Last year, on Halloween just before midnight, Frank Leasure left work at American Standard in Salem, Ohio. To get to his car in the employee lot, he had to walk across two sets of Norfolk Southern railroad tracks. He waited in frigid, driving rain for a westbound train to pass, then began to cross, only to be struck by an eastbound train that he apparently did not see or hear.

Frank Leasure, 62, of Carrollton, Ohio, Army veteran, husband, father and grandfather, was one of 19 members of the union I lead, the United Steelworkers (USW), who died on the job between last Workers’ Memorial Day and this one. Workers’ Memorial Day is observed annually on April 28 to commemorate those who lost their lives at work. In 2017, the most recent year for which national statistics are available, 5,147 workers died on the job, an average of 14 every day.

The USW is devoted to reducing those numbers. One way it does that is disseminating information about how specific workplace injuries, illnesses and fatalities occur and how to prevent them.

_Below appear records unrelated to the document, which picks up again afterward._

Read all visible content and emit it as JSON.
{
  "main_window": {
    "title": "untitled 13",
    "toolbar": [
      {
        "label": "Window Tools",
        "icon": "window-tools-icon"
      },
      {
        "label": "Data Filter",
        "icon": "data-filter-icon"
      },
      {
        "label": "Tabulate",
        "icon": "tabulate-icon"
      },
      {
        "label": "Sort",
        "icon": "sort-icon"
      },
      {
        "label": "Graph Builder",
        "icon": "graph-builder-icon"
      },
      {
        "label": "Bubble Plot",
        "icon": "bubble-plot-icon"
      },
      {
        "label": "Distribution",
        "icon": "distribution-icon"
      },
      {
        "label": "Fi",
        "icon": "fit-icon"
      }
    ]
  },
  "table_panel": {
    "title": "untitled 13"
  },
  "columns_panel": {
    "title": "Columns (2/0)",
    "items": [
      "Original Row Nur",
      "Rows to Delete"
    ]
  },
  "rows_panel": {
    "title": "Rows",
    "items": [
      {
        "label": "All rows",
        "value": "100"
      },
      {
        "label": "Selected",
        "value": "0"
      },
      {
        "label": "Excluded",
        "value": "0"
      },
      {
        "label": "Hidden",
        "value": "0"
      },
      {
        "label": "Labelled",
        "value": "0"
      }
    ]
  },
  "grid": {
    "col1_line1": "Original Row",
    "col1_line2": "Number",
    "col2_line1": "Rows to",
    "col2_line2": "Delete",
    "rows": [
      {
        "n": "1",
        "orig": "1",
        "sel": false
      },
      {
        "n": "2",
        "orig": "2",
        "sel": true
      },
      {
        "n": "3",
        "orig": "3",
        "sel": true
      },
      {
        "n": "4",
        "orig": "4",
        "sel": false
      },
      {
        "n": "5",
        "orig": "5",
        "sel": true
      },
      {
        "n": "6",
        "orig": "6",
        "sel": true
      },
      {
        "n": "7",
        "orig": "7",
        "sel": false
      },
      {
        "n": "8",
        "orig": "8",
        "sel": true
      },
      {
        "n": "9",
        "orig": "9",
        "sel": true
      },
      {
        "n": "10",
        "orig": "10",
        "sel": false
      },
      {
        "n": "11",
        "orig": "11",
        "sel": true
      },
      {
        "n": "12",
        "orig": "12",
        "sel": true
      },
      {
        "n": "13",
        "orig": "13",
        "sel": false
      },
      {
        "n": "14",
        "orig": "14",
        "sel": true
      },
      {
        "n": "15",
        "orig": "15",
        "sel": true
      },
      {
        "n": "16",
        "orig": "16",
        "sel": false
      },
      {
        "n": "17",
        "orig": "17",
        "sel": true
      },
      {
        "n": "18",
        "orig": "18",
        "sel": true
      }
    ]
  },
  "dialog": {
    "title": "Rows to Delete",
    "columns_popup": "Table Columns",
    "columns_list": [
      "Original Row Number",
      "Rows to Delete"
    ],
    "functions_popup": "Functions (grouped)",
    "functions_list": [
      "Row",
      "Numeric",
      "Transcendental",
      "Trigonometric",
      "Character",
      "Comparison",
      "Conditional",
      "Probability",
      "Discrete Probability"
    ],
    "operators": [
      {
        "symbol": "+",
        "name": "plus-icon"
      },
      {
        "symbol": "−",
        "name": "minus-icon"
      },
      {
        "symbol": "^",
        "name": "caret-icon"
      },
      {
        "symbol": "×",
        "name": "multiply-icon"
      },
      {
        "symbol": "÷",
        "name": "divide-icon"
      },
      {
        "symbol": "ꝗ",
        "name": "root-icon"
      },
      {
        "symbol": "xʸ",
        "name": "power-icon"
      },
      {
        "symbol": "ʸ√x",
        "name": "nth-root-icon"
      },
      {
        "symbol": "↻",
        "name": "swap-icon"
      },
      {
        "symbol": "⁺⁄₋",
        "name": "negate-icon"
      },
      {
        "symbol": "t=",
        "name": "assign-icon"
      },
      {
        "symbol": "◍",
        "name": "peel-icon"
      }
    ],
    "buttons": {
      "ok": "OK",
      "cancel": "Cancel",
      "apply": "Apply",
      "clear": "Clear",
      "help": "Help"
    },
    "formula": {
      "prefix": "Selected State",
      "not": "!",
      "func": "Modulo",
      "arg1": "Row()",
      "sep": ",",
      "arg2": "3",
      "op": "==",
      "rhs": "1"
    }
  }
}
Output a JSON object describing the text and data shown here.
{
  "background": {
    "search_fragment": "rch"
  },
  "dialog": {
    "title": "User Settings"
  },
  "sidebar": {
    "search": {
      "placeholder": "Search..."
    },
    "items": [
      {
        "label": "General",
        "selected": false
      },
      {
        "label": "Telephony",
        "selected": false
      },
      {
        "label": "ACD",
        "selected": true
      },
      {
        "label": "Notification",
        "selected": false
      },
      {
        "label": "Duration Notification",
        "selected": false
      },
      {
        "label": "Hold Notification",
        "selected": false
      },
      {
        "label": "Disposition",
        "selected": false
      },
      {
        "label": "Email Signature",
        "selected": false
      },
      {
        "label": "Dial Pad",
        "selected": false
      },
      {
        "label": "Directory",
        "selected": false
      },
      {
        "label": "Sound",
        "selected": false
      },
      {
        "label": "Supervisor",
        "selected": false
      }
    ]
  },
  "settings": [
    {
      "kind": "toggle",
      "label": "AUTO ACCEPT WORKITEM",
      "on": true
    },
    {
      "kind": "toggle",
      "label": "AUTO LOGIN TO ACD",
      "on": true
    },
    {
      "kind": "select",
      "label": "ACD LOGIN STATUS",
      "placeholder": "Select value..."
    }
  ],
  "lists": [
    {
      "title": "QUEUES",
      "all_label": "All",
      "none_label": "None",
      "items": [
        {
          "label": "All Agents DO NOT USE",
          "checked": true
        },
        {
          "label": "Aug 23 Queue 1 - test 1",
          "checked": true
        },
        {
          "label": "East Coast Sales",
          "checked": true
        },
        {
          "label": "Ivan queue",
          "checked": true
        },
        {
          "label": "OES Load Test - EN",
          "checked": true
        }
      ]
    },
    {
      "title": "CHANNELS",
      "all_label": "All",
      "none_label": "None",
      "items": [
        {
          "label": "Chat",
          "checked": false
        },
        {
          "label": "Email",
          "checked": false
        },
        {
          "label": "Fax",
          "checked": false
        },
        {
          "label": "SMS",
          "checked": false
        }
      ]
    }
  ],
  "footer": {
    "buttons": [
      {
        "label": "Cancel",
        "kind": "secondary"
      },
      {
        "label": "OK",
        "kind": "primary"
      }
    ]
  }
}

Another is establishing labor-management health and safety committees to continuously analyze workplace risks and reduce them. In the case of Frank Leasure, both occurred.

Unfortunately, at the same time, the U.S. Occupational Safety and Health Administration (OSHA) reduced its workplace safety inspectors to the lowest level in its 48-year history, diminishing its capacity to investigate workplace deaths, illnesses and injuries. And it reversed a rule that would have provided more information about workplace dangers nationally. It decided to stop requiring large employers to electronically report injury and illness data. OSHA still requires employers to document this information, but they don’t have to tell anyone.